LA entrada en escena de Air Berlín, la próxima puesta en marcha de los servicios de Air Asturias y la novedad de los vuelos Asturias-Madrid-Asturias de Easyjet, permiten reconocer sin esfuerzo la configuración de un panorama satisfactorio del transporte aéreo de pasajeros en relación con el Principado. La amplia propuesta de la compañía germana obliga en todos los vuelos a una escala en Palma, peculiaridad aparentemente molesta; sin embargo, además de constituir en sí un enlace más con Baleares, tal singularidad no impide el éxito de esa clase de oferta en aeropuertos cercanos al asturiano, como Santiago.
En cuanto a los precios, resulta difícil establecer una comparación solvente, basada en criterios de homogeneidad, entre los fijados por las distintas aerolíneas, ninguna de las cuales tiene la vocación empresarial de atar los perros con longaniza.

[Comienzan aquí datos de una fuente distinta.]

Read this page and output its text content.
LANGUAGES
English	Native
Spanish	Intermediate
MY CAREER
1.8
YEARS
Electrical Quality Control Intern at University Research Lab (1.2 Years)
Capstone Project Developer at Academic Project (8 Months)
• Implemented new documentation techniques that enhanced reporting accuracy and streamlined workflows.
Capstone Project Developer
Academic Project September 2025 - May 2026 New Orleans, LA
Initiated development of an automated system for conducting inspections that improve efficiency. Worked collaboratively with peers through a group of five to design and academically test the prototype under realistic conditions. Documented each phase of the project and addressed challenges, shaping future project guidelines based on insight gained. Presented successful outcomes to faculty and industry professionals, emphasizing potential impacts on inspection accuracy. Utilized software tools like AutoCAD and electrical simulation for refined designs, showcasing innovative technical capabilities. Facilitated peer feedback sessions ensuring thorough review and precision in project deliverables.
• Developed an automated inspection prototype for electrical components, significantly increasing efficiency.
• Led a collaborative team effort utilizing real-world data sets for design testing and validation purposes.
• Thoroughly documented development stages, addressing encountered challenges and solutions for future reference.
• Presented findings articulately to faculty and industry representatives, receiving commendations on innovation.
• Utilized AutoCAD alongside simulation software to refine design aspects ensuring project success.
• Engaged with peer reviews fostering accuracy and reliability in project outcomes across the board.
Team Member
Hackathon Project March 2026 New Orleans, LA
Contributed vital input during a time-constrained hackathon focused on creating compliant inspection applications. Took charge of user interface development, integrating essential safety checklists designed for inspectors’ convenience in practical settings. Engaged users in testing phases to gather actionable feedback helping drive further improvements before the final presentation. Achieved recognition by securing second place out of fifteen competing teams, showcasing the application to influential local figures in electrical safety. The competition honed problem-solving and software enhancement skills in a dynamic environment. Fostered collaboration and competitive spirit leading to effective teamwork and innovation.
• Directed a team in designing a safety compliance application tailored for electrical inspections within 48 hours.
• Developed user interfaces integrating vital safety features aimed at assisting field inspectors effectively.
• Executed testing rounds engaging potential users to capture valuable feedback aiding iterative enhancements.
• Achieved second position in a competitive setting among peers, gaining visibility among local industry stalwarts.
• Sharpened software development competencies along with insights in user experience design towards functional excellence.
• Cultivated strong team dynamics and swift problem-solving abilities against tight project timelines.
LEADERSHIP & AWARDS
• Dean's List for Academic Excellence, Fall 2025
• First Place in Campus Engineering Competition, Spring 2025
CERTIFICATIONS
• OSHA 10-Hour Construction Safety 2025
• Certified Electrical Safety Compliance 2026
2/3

Parece razonable esperar que los nuevos servicios aéreos, además de favorecer -sobre todo- el espíritu viajero de los asturianos, tengan un impacto favorable, por modesto que sea, en el sector turístico regional. Hay, no obstante, otra clase de turista, que no llega por aire, sino con automóvil y por mar, y suele tener un elevado poder adquisitivo. Asturias, con El Musel estratégicamente situado en el centro de la cornisa cantábrica, no puede ni debe renunciar a la riqueza potencial que significaría una línea de 'ferry' con el sur de Inglaterra. Con el mismo tipo de argumentos con que se estimula la voluntad de Easyjet y Air Berlín se puede convencer a una compañía naviera. No intentarlo siquiera certificaría el fracaso inapelable de la Administración turística del Principado.